Figure 3: Count densities for all samples, using the log+1 transformation

A PCA plot can also provide insight as to where the variability in the data lies.

plotAssayPCA(se, assay = "logCPM", colour = "treat", label = "sample") +
  scale_colour_manual(values = treat_colours)
*PCA plot using logCPM values and showing that replicate variability is larger than variability between treatment groups.*

Figure 4: PCA plot using logCPM values and showing that replicate variability is larger than variability between treatment groups.

5 Differential Signal Analysis

5.1 Statistical Testing

In order to perform Differential Signal Analysis, we simply need to define a model matrix, as for conventional analysis using edgeR or limma. We can then pass this, along with our fixed-width counts to fitAssayDiff(). By default normalisation will be library-size normalisation, as is a common default strategy for ChIP-Seq data. In contrast to sliding window approaches, these results represent our final results and there is no need for merging windows.

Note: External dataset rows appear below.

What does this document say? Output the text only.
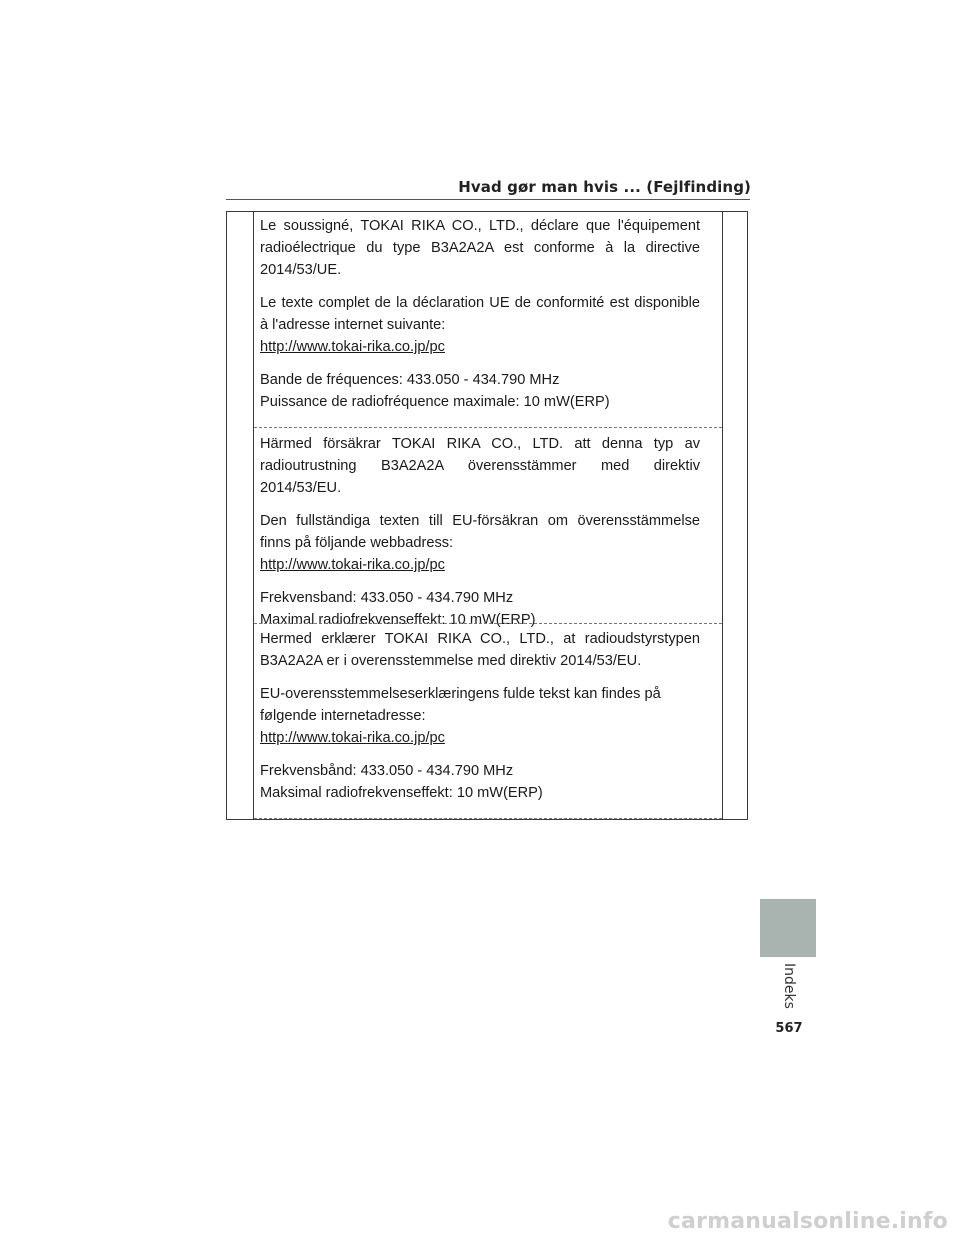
Hvad gør man hvis ... (Fejlfinding)

Le soussigné, TOKAI RIKA CO., LTD., déclare que l'équipement radioélectrique du type B3A2A2A est conforme à la directive 2014/53/UE.

Le texte complet de la déclaration UE de conformité est disponible à l'adresse internet suivante:

http://www.tokai-rika.co.jp/pc

Bande de fréquences: 433.050 - 434.790 MHz

Puissance de radiofréquence maximale: 10 mW(ERP)

Härmed försäkrar TOKAI RIKA CO., LTD. att denna typ av radioutrustning B3A2A2A överensstämmer med direktiv 2014/53/EU.

Den fullständiga texten till EU-försäkran om överensstämmelse finns på följande webbadress:

http://www.tokai-rika.co.jp/pc

Frekvensband: 433.050 - 434.790 MHz

Maximal radiofrekvenseffekt: 10 mW(ERP)

Hermed erklærer TOKAI RIKA CO., LTD., at radioudstyrstypen B3A2A2A er i overensstemmelse med direktiv 2014/53/EU.

EU-overensstemmelseserklæringens fulde tekst kan findes på

følgende internetadresse:

http://www.tokai-rika.co.jp/pc

Frekvensbånd: 433.050 - 434.790 MHz

Maksimal radiofrekvenseffekt: 10 mW(ERP)

Indeks
567
carmanualsonline.info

X <- model.matrix(~treatment, data = colData(se))
ls_res <- fitAssayDiff(se, design = X, asRanges = TRUE)
sum(ls_res$FDR < 0.05)
## [1] 3

TMM normalisation (Robinson and Oshlack 2010) is another common strategy, which relies on the data from all treatment groups being drawn from the same distributions. We can formally test this using the package quantro (Hicks and Irizarry 2015) , which produces p-values for 1) H0: Group medians are drawn from the same distribution, and 2) H0: Group-specific distributions are the same.

set.seed(100)
qtest <- assay(se, "counts") %>% 
  quantro(groupFactor = se$treatment, B = 1e3)
qtest
## quantro: Test for global differences in distributions
##    nGroups:  2 
##    nTotSamples:  6 
##    nSamplesinGroups:  3 3 
##    anovaPval:  0.90754 
##    quantroStat:  0.21859 
##    quantroPvalPerm:  0.572

Here, both p-values are >0.05, so in conjunction with out visual inspection earlier, we can confidently apply TMM normalisation. To apply this, we simply specify the argument norm = "TMM" when we call fitAssayDiff(). In the analysis below, we’ve also specified a fold-change threshold (fc = 1.2), below which, changes in signal are considered to not be of interest (McCarthy and Smyth 2009). This threshold is incorporated into the testing so there is no requirement for post-hoc filtering based on a threshold.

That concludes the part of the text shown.